Friday, March 5, 2010

Movies: A Single Man

Tom Ford is undoubtedly one of the best fashion designers of our time, perhaps of all times. What he did for Yves Saint Laurent Rive Gauche ten years ago was revelatory. Unfortunately, I cannot say the same for his directorial debut. What he has done for film is surprisingly tedious and indulgent. Or perhaps not so surprising, for what is high fashion if not indulgent, and what is a feature-length commercial for fine wool if not tedious?

For that is what this movie is: a feature-length advertisement (I could say indulgence, but I will be crude and say advertisement) for fine men's fashion, accessories, and housewares. Buried behind the fabric there is something of a story of lost love—gay love, it is key to acknowledge—but whatever might have moved us has been styled into something so trite that we feel little empathy for our stuffy, British, gay Colin Firth, aptly called George as all Englishmen not called Colin must be called.

George lives his last day in his Architectural Digest home (its minimalist, eco-extravagance explained in a throwaway line about Jim, his lost lover, having been an architect), having flashbacks of his carefree lover. As I've lamented here before (incidentally, another gay tale*), structuring a film through flashback often leads to the sensation that we are watching a series of lifestyle commercials, rather than a coherent, meaningful film. Jim, a character with little more interior than an Abercrombie & Fitch model (who, in fact, seems to be modeled on the gay fantasy of the straight Abercrombie boy). George, conversely, has stepped out of the pages of an Ishiguro novel, with his fastidious suits, crisply folded papers, and sharp linens; never as comfortable with his homosexuality as Jim was, George has long ago slept with a woman (his dear friend Charley, a besotted Julianne Moore), and cannot get over his dead partner by simply going to bed with the Spanish James Dean he meets in the liquor store parking lot.

But the film's ultimate resolution, in which it is in fact another young man's interest that rekindles George's will to live (that of one of his doe-eyed students), ensures us that his grief isn't incurable. How lucky that he was too concerned about the spotlessness of his bedclothes to actually shoot the swallowed gun-barrel at the film's extended anti-climax. But, how unlucky that, waking in the morning hungover from too much Scotch, he dies of a sudden heart attack.

Ford takes not only directorial and production credits, but also shares writing credits with David Scearce, someone else who has never written a movie. That's a lot of responsibility for a filmmaker. Greats like Woody Allen and the Coens do this regularly, but Ford is unseasoned. Indeed, his film is beautifully art-directed and shot, but that, combined with its episodic structure, and lack of any real depth, prevents it from being anything more than a living, breathing fashion editorial. Ford could easily cull 60- and 90-second sections of the film as television spots for his new men's line, and perhaps that was just his intention.
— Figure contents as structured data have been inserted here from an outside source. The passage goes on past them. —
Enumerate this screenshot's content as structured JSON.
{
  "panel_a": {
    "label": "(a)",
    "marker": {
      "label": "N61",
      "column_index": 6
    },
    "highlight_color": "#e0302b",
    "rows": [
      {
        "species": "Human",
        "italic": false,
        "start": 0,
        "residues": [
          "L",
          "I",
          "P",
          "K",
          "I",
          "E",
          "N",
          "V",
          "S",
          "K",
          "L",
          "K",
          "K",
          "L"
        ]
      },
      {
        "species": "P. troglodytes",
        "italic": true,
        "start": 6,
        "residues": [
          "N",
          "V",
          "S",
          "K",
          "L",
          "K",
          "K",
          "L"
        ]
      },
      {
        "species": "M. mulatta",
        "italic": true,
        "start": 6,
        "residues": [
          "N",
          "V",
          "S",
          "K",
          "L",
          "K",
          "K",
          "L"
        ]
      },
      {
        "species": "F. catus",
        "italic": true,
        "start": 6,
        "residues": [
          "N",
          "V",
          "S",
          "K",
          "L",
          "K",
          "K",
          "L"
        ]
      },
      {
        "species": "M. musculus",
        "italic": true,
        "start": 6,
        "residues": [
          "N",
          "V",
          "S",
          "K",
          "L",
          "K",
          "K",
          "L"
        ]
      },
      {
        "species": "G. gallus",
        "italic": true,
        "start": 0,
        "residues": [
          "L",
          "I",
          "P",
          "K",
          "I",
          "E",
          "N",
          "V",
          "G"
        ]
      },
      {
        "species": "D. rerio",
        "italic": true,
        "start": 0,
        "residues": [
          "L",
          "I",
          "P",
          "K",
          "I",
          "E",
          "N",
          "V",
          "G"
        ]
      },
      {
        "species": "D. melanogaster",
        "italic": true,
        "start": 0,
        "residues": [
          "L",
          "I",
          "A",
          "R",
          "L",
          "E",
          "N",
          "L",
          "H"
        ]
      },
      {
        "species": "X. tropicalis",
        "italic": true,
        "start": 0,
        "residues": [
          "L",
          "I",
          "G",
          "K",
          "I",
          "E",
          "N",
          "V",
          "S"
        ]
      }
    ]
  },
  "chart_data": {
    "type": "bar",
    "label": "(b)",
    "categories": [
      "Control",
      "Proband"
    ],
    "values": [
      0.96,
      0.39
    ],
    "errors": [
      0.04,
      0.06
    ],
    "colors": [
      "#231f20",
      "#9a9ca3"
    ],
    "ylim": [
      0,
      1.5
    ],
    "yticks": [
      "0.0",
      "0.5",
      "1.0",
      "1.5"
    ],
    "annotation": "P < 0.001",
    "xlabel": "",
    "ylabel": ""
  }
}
*Allow me to clarify: I do love a gay love story, from the American cowboys in Brokeback Mountain to the impossible relationship between an Israeli and a Palestinian in The Bubble. I hate going to the ballet because the celebrated couples are so tediously hetero-normative (how I long for Gay Swan Lake!). What I find so disappointing about Ford's film is that it wastes an opportunity. Its attention to surface at the expense of depth reinforces detrimental stereotypes about an entire subculture struggling for equality and acceptance. Not only is Ford a bad filmmaker, he is a bad gay.